I went back to my mom and told her I liked being with girls, and she said, "Well, that’s pretty cool. That means you’re gay." I shrugged and said, "Okay, I’m gay." And that was it.

I told my parents, I told my siblings, and everyone was fine with it.

There was no drama, no shame, no fear. It was just simple. My family was open-minded, and supportive, not religious, and that made everything easier.

But I knew not everyone was as lucky as I was.

Not everyone had the freedom to be themselves without fear of rejection, without feeling like they were somehow not ’normal’.

She didn’t have that. She was struggling, and I could see it. I could feel it. It wasn’t about me.

She suddenly stopped, her panicked breath stilling for a moment as her gaze shifted, locking onto me.

I could see her eyes darting all over my body like she was trying to commit every inch of me to memory, and I could feel the weight of her stare, making my skin burn.

Her cheeks were flushed, her eyes brimming with unshed tears.

It was almost as if she was standing at the edge of something she didn’t know how to handle.

And then, without another word, she started to move toward me, her body hesitant but determined.

I could feel her trembling as she stopped just in front of me, so close that I could almost taste her fear.

Her hands reached out, trembling as they gently ran through my hair, each touch soft, almost reverent.

She was mesmerized by the way my hair fell, by the way it felt under her fingers, but I wasn’t content with just that.

I couldn’t help it. The words slipped out before I could stop them, a smirk tugging at the corner of my lips. "You know you can touch more than just my hair, right?"

Her eyes flickered down my body, and for a brief moment, it felt like she was taking in everything—the curve of my body, the way I was sitting, the way I was looking at her as if she was seeing me for the first time.

And then, like a switch had been flipped, her hands moved, sliding down to my huge thighs.

The sudden warmth of her touch made my pulse race, and before I knew it, she was straddling me, one leg on each side of my lap.

I could barely breathe as she cupped my face, and the next thing I knew, her lips were on mine.

The kiss came out of nowhere—sweet, unexpected, but overwhelming.

My eyes widened in surprise, but slowly, my body reacted. I closed my eyes, diving into the kiss, my hands moving instinctively to pull her closer, to feel the softness of her skin against mine.

Her lips were gentle at first, hesitant, but as the kiss deepened, so did the pressure.

Her tongue brushed against mine, and it was like an electric current surged between us.

Her hands moved across my body, exploring me with a curiosity that made my heart race.

My hands roamed her back, pulling her closer, not wanting to lose this connection, this feeling.

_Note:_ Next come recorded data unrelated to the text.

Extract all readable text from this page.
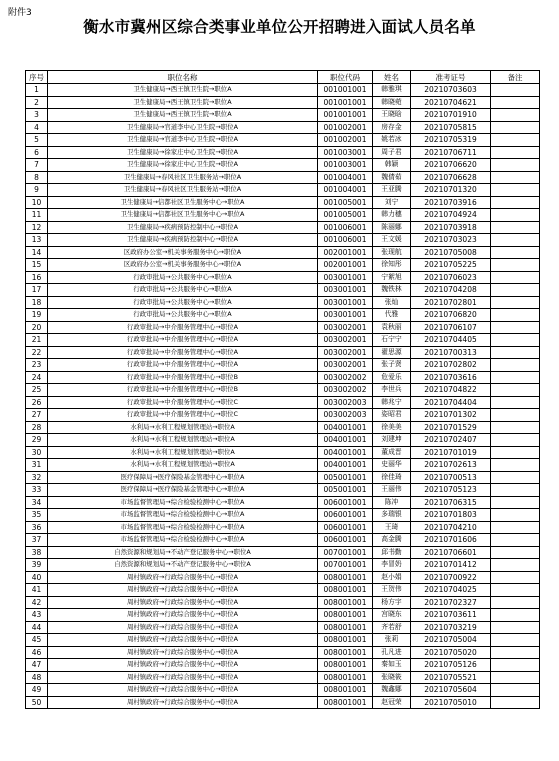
附件3
衡水市冀州区综合类事业单位公开招聘进入面试人员名单
序号	职位名称	职位代码	姓名	准考证号	备注
1	卫生健康局→西王镇卫生院→职位A	001001001	韩雅琪	20210703603	
2	卫生健康局→西王镇卫生院→职位A	001001001	韩晓菀	20210704621	
3	卫生健康局→西王镇卫生院→职位A	001001001	王晓晗	20210701910	
4	卫生健康局→官道李中心卫生院→职位A	001002001	房存金	20210705815	
5	卫生健康局→官道李中心卫生院→职位A	001002001	姚若冰	20210705319	
6	卫生健康局→徐家庄中心卫生院→职位A	001003001	周子君	20210706711	
7	卫生健康局→徐家庄中心卫生院→职位A	001003001	韩颖	20210706620	
8	卫生健康局→春风社区卫生服务站→职位A	001004001	魏倩茹	20210706628	
9	卫生健康局→春风社区卫生服务站→职位A	001004001	王亚腾	20210701320	
10	卫生健康局→信都社区卫生服务中心→职位A	001005001	刘宁	20210703916	
11	卫生健康局→信都社区卫生服务中心→职位A	001005001	韩力穗	20210704924	
12	卫生健康局→疾病预防控制中心→职位A	001006001	陈丽娜	20210703918	
13	卫生健康局→疾病预防控制中心→职位A	001006001	王文媛	20210703023	
14	区政府办公室→机关事务服务中心→职位A	002001001	张现航	20210705008	
15	区政府办公室→机关事务服务中心→职位A	002001001	徐知彤	20210705225	
16	行政审批局→公共服务中心→职位A	003001001	宁絮旭	20210706023	
17	行政审批局→公共服务中心→职位A	003001001	魏铁林	20210704208	
18	行政审批局→公共服务中心→职位A	003001001	张灿	20210702801	
19	行政审批局→公共服务中心→职位A	003001001	代雅	20210706820	
20	行政审批局→中介服务管理中心→职位A	003002001	袁秋丽	20210706107	
21	行政审批局→中介服务管理中心→职位A	003002001	石宁宁	20210704405	
22	行政审批局→中介服务管理中心→职位A	003002001	翟思源	20210700313	
23	行政审批局→中介服务管理中心→职位A	003002001	张子贤	20210702802	
24	行政审批局→中介服务管理中心→职位B	003002002	危爱乐	20210703616	
25	行政审批局→中介服务管理中心→职位B	003002002	李世兵	20210704822	
26	行政审批局→中介服务管理中心→职位C	003002003	韩兆宁	20210704404	
27	行政审批局→中介服务管理中心→职位C	003002003	姿昭君	20210701302	
28	水利局→水利工程规划管理站→职位A	004001001	徐美美	20210701529	
29	水利局→水利工程规划管理站→职位A	004001001	刘建坤	20210702407	
30	水利局→水利工程规划管理站→职位A	004001001	董成晋	20210701019	
31	水利局→水利工程规划管理站→职位A	004001001	史丽华	20210702613	
32	医疗保障局→医疗保险基金管理中心→职位A	005001001	徐佳琦	20210700513	
33	医疗保障局→医疗保险基金管理中心→职位A	005001001	王丽伟	20210705123	
34	市场监督管理局→综合检验检测中心→职位A	006001001	陈冲	20210706315	
35	市场监督管理局→综合检验检测中心→职位A	006001001	多瑞银	20210701803	
36	市场监督管理局→综合检验检测中心→职位A	006001001	王琦	20210704210	
37	市场监督管理局→综合检验检测中心→职位A	006001001	高金腾	20210701606	
38	自然资源和规划局→不动产登记服务中心→职位A	007001001	邱书勤	20210706601	
39	自然资源和规划局→不动产登记服务中心→职位A	007001001	李冒奶	20210701412	
40	周村镇政府→行政综合服务中心→职位A	008001001	赵小娟	20210700922	
41	周村镇政府→行政综合服务中心→职位A	008001001	王贺伟	20210704025	
42	周村镇政府→行政综合服务中心→职位A	008001001	杨方宇	20210702327	
43	周村镇政府→行政综合服务中心→职位A	008001001	宫晓东	20210703611	
44	周村镇政府→行政综合服务中心→职位A	008001001	齐若舒	20210703219	
45	周村镇政府→行政综合服务中心→职位A	008001001	张莉	20210705004	
46	周村镇政府→行政综合服务中心→职位A	008001001	孔凡进	20210705020	
47	周村镇政府→行政综合服务中心→职位A	008001001	秦如玉	20210705126	
48	周村镇政府→行政综合服务中心→职位A	008001001	张晓筱	20210705521	
49	周村镇政府→行政综合服务中心→职位A	008001001	魏鑫娜	20210705604	
50	周村镇政府→行政综合服务中心→职位A	008001001	赵冠荣	20210705010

The kiss became more urgent, and desperate, and slowly, I began to lean back, guiding us both until my back hit the mattress.

She followed, grinding against me, her core rubbing against mine in a slow, deliberate motion.

The sensation sent a tight knot of desire straight to my abdomen, and I couldn’t help but wish we were both naked, that the clothes between us were nothing but a barrier to be torn away.

I wanted to feel more. I wanted to feel her completely. My body ached with need, and the rhythm of her grinding made everything blur into a haze of heat.

Just when I thought we were on the verge of losing ourselves completely, she suddenly broke away, pulling back with wide, terrified eyes.

Her breath was shaky, her body trembling as she scrambled off of me, almost as if she’d just realized what she was doing.

Panic flooded her face, and before I could say anything, she bolted toward the door, locking it behind her with trembling hands.

She ran from me, and I watched her go, my heart racing, the heat still pulsing in my body.

She was gone, but I knew, this wasn’t over. It couldn’t be.

I looked to the side, her phone and wallet were on the floor.